The structure of the program itself consisted of embracing multi-modes for learning, including:

  • Live virtual sessions offered multiple times a day to hit the different time zones and shifts
  • Pre-/post-assessments to measure learning and weekly microlearnings consisting of videos, articles, resources, and activities
  • Weekly check-ins led by local leaders at the Distribution Center level
  • Monthly regional check-ins led by regional leadership to share best practices
  • Full-team quarterly check-ins led by senior leaders and our Learning partners to recap the learning, discuss internal resources that support their learnings, and introduce the next quarter’s topic and roadmap

This sounds like a lot, but we were able to keep everyone on track by creating a quarterly roadmap that outlined weekly actions and sending out weekly communications from our Learning team that provided recaps and overviews of what was completed in previous weeks, as well as the upcoming weekly action with direct embed links to online learning. In addition, we tracked usage and completions on a weekly and monthly basis and shared the data with senior leaders, adjusting our approach based on the progress from the team.

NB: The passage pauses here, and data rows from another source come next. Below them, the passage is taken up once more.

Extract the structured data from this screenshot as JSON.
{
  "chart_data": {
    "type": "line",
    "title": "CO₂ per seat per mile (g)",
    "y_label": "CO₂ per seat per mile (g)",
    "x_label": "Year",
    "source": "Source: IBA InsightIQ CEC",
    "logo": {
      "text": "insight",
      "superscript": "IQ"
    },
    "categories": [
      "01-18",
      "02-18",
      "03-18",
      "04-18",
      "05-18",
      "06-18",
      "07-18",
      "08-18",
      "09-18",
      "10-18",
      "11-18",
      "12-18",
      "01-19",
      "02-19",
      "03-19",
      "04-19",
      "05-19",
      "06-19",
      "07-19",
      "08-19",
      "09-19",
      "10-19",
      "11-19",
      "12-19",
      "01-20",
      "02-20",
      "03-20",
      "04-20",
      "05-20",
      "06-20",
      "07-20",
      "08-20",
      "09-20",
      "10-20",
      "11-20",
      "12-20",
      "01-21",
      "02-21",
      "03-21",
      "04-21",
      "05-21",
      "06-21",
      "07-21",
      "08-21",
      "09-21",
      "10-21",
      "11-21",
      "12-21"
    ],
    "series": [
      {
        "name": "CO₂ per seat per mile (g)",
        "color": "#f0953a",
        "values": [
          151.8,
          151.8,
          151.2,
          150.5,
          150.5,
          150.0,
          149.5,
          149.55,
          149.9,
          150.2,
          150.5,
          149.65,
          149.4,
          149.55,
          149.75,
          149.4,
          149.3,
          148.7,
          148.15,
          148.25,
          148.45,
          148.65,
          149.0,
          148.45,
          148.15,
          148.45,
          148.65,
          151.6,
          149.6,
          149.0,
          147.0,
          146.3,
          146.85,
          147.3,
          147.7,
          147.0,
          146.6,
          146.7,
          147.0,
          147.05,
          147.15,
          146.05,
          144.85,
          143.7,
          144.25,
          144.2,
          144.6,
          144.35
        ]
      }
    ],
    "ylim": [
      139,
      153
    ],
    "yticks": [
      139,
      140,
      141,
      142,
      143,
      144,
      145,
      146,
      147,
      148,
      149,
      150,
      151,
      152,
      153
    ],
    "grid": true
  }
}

As far as the content goes, we are a small but mighty team, but with other business priorities, we ended up partnering with a large external vendor for curated content. We found one that offered yearly licenses at a reasonable rate, so we could create a program that tackled four major learning gaps of the nine that we identified at the beginning of the program buildout.  Since the content from this vendor couldn’t be tailored to meet our audience, we supplemented it with our own internal content, processes, and resources. It took extra time on our part, but it was critical to the adoption and usage. With this library of content, we were able to provide our learners with additional learning opportunities outside of our quarterly structured activities. Leaders were eager to learn more than we captured in our initial scope, but they had the ability to learn about additional leadership or personal development topics at their own pace as their schedules allowed.

Results

How do we know it was worth the investment? At the beginning of the program during the analysis phase, we identified measures that would let us know we made an impact for each individual quarterly topic. For our Coaching topic, we witnessed improvement in many areas including:

  • Turnover (2.2 percent decrease)
  • Participation in our Performance Management process (12 percent increase in completions)
  • Promotions (three promotions immediately following program topic)
  • Reason for leaving the organization in exit interviews (zero responses attributed to lack of career development)

In addition, our learners increased their comfortability utilizing our Coaching & Feedback model, as well as prioritized these coaching conversations with their team members.

All in all, our leaders were impressed with the program and its results. Our learners appreciated and valued it, too. Leaders enjoyed the program structure, interactive activities, opportunities to learn from one other, and the digestible size of content.

Tips

If I can encourage other practitioners to do one thing, it would be to stretch your imagination. Priorities have changed. The way we do work has changed. Learning has to change, too. Push the envelope within your organizations and replicate some of these best practices shared in this article. The only thing holding you back at this point is how much innovation you want to try and embed.

Alanna Dingler and Jeannie Sullivan
Alanna Dingler is manager, Learning, at 2023 Training APEX Award winner HD Supply, Inc. Jeannie Sullivan is a Learning Experience Designer at 2023 Training APEX Award winner Veeam Sales Acceleration.